Using molecule banks enables you to discover substances that it would be difficult to conceive via a rational approach. Today's medicinal drugs used to fight leukaemia unfortunately only have limited efficiency. The current rate runs between 80% and 30% depending on the type of leukaemia. There is no drug as yet that specifically deals with the STAT5 protein. Taking action in the heart of the cells Two molecules are subject to a patent claim procedure at the moment, but the work continues, notably to understand how these molecules can operate inside the targeted cells.

"One difficulty resides in trying to 'design' an active molecule capable of penetrating the cell membrane without altering its action capacity on the protein", explains Bérangère Bihan-Avalle, who adds that this thrust of her research has only just begun. In the long run, it is envisages that the team will be able to test the molecules identified on human tumours transplanted to animals, if and when partnerships in this direction have been agreed with the pharmaceutical laboratories interested. For the moment, her research is entering its preliminary phase but with the prospect of a development period lasting some ten years.
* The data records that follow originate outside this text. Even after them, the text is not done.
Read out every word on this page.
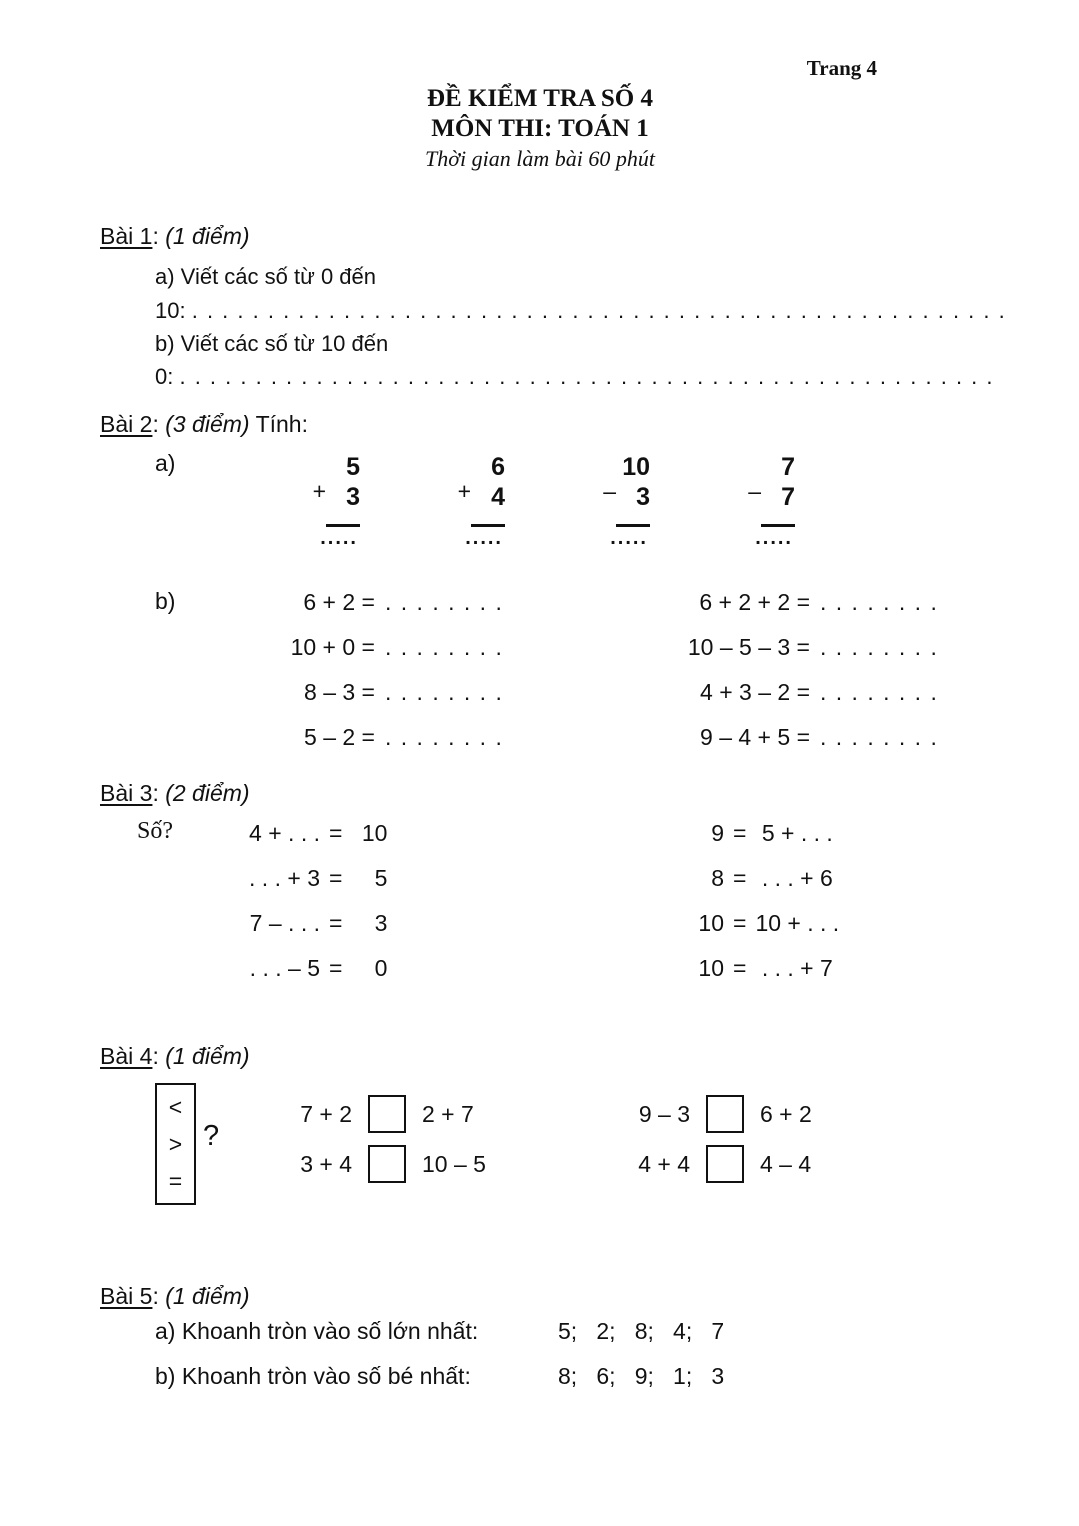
Trang 4
ĐỀ KIỂM TRA SỐ 4
MÔN THI: TOÁN 1
Thời gian làm bài 60 phút
Bài 1: (1 điểm)
a) Viết các số từ 0 đến
10: . . . . . . . . . . . . . . . . . . . . . . . . . . . . . . . . . . . . . . . . . . . . . . . . . . . . . .
b) Viết các số từ 10 đến
0: . . . . . . . . . . . . . . . . . . . . . . . . . . . . . . . . . . . . . . . . . . . . . . . . . . . . . .
Bài 2: (3 điểm) Tính:
a)
+
5
3
.....
+
6
4
.....
–
10
3
.....
–
7
7
.....
b)	6 + 2 = . . . . . . . .
10 + 0 = . . . . . . . .
8 – 3 = . . . . . . . .
5 – 2 = . . . . . . . .
6 + 2 + 2 = . . . . . . . .
10 – 5 – 3 = . . . . . . . .
4 + 3 – 2 = . . . . . . . .
9 – 4 + 5 = . . . . . . . .
Bài 3: (2 điểm)
Số?	4 + . . . = 10
. . . + 3 =	5
7 – . . . =	3
. . . – 5 =	0
9 = 5 + . . .
8 = . . . + 6
10 = 10 + . . .
10 = . . . + 7
Bài 4: (1 điểm)
<
>
=
?
7 + 2	2 + 7
3 + 4	10 – 5
9 – 3	6 + 2
4 + 4	4 – 4
Bài 5: (1 điểm)
a) Khoanh tròn vào số lớn nhất:	5;   2;   8;   4;   7
b) Khoanh tròn vào số bé nhất:	8;   6;   9;   1;   3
"We need to take our time to characterize the molecules we shall have identified and to publish the research results before we set up any partnership with a private sector laboratory", concludes Bérangère Bihan-Avalle, whose opinion it is that industrial pressure could prove counterproductive. Research on these oligonucleotides potentially capable of acting on targeted proteins is too recent and, as such, has made the pharmaceutical laboratories relatively reticent, for the time being. To date, only one molecule of this category has been made into a medical drug.